Is there such a thing as a cosmopolitan album of Western pop music? I guess there is, though it’s not something you read about as often as you might expect. However, by mixing Melbourne sunshine with late 1980s Manchester and a twist of New York disco, Cut Copy somehow secure such a tag.
Not for them the obstacles a second album traditionally provide. In Ghost Colours finds the band brimming with confidence, delivering their catchy choruses and synthesizer hooks with a conviction that’s difficult to resist, staying true throughout to a groove that fits in with early house music.
The album links easily from one song to the next, and is perhaps five minutes too long, but that’s the barest of criticisms. When there are songs like Lights & Music and Hearts On Fire to enjoy, such worries go out the window and the craving for dazzling sunshine or a packed dancefloor replaces them.
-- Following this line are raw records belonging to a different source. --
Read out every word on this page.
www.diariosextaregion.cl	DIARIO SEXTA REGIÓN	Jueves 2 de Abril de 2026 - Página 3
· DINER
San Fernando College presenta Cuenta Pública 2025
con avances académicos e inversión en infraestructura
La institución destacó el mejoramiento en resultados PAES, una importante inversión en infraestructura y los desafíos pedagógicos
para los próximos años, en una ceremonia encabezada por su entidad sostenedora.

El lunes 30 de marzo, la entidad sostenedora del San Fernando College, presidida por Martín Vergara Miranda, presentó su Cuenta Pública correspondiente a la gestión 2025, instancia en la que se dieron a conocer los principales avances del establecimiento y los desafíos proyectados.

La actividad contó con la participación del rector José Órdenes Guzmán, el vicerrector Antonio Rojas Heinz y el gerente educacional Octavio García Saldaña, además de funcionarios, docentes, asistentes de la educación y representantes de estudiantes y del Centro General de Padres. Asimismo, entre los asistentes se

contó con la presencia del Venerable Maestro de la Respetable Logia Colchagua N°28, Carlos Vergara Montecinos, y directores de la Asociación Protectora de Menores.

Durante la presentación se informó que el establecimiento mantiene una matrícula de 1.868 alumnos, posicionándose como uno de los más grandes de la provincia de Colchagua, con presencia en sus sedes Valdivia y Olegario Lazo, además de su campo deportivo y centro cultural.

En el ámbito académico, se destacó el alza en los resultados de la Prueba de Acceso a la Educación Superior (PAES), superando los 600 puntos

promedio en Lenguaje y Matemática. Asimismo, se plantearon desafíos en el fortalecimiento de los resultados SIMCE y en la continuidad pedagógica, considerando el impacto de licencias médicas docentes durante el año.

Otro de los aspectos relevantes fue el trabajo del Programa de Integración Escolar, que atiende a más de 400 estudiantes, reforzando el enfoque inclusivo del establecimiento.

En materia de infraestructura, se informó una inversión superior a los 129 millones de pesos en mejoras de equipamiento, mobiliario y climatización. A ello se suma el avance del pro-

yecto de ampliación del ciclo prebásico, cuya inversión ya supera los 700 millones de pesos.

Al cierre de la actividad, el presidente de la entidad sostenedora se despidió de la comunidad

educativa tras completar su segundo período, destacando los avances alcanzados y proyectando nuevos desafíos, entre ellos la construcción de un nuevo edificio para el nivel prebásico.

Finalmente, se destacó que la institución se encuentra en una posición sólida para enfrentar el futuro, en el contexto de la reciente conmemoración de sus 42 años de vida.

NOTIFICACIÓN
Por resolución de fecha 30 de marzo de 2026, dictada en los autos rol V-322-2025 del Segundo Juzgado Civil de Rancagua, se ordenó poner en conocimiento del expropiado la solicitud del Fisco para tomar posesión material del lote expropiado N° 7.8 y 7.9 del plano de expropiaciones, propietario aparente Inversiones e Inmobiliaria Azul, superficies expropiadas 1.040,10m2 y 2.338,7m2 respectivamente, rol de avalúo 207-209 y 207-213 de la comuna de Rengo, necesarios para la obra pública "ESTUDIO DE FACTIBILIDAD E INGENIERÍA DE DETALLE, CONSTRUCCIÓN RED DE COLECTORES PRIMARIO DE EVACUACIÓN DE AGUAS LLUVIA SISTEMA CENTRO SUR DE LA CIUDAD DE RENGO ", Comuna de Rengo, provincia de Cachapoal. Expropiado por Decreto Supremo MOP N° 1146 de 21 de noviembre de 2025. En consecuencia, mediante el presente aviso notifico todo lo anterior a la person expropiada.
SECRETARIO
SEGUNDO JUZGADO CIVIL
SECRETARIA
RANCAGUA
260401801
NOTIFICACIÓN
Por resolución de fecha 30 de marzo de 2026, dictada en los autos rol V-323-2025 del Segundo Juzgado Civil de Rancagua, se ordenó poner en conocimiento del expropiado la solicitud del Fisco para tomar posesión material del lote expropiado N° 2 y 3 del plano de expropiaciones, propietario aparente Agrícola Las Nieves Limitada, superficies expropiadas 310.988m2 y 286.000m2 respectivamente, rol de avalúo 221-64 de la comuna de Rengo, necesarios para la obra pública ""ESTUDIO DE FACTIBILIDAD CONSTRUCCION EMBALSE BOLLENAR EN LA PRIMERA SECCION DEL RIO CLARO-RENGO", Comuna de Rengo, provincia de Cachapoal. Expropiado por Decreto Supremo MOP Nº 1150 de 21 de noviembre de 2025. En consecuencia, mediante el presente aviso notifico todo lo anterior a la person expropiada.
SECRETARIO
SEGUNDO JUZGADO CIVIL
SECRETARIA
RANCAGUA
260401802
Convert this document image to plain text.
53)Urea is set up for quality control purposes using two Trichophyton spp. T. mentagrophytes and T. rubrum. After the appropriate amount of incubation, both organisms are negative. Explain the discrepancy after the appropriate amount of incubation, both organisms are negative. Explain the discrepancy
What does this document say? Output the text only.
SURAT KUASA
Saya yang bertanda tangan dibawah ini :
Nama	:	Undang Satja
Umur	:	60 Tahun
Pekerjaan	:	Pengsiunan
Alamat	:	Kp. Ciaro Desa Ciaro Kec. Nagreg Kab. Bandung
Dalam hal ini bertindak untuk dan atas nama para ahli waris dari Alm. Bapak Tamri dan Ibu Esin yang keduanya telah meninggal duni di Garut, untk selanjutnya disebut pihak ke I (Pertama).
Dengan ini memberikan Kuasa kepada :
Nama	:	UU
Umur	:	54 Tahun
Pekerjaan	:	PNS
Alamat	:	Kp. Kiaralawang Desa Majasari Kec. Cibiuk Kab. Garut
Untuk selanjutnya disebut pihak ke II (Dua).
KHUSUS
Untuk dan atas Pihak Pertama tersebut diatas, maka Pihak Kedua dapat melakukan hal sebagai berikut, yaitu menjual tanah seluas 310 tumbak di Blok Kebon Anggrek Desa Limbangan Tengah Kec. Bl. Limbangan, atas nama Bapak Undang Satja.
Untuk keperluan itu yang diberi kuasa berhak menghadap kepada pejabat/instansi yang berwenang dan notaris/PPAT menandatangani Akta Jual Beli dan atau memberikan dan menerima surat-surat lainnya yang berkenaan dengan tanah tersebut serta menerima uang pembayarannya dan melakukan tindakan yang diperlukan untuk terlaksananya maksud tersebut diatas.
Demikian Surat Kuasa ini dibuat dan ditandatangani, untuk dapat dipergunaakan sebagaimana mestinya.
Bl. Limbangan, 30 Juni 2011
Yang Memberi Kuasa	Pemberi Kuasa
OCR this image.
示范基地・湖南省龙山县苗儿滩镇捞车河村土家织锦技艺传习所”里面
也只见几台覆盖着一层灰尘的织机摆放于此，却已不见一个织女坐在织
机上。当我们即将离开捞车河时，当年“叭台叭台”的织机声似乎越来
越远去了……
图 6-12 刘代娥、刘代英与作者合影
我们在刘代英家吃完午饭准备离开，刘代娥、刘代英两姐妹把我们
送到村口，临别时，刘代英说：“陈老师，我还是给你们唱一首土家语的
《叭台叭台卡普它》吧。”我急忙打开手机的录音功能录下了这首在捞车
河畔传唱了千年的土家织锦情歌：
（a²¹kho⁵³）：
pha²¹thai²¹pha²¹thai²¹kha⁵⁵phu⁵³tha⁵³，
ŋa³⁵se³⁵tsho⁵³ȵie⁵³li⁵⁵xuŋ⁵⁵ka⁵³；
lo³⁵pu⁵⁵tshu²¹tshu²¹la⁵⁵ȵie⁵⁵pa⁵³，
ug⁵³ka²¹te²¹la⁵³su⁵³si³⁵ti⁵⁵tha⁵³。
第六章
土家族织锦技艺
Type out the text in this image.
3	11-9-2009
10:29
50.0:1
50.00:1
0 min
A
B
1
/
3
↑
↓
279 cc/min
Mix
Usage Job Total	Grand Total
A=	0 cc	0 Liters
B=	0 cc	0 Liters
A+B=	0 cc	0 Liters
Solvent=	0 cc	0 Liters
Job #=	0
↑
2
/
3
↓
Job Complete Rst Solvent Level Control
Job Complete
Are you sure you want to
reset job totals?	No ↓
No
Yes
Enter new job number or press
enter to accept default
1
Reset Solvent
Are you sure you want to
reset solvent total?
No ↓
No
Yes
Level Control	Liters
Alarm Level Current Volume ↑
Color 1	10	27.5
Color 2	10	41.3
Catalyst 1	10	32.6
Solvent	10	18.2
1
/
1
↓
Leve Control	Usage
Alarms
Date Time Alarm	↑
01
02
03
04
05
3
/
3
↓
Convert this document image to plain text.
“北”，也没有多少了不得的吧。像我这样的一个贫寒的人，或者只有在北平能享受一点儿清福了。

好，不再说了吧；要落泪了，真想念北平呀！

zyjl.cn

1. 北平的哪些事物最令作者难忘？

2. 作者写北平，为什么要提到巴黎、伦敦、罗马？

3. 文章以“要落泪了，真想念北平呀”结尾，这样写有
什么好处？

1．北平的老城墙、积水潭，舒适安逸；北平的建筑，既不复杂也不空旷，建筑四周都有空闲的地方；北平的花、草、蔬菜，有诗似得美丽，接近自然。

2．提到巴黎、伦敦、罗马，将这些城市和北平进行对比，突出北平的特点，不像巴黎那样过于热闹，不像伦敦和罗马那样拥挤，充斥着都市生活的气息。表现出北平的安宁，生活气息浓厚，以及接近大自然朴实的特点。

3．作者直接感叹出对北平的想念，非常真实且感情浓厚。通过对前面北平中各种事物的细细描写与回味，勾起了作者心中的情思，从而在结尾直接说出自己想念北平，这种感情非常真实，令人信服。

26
This is in marked contrast to the admittedly splendid first album Bright Like Neon Love, which portrayed New Order influences both through texture and fragility, and though it had danceable rhythms, was less forthcoming in sharing them and had a slightly melancholic air. The same influences remain and continue to be keenly used, but the band are never over-reliant on these to the point of pastiche.
Instead, the vibes become good early on and never let up, from the “oohs” of opener Feel The Love, with its immediate charm, through the wonderful Lights & Music, with its catchy refrain. House beats come to the fore but never push the music too far underground, while other influences coming to the fore include a smattering of Human League in the occasionally deadpan vocals of front man Dan Whitford.
In Ghost Colours was recorded in New York with DFA’s Tom Goldsworthy behind the mixing desk, and his influence comes through in the extra layers that beef up the production, not to mention the woozy psychedelia running through songs such as So Haunted.
While the trend for making danceable pop music heavily influenced by 1980s Manchester remains, there are an increasing number of bands who are taking this as a lead and running with it. Cut Copy have applied this better than most, and the indications are that this second album will push them through into the big league.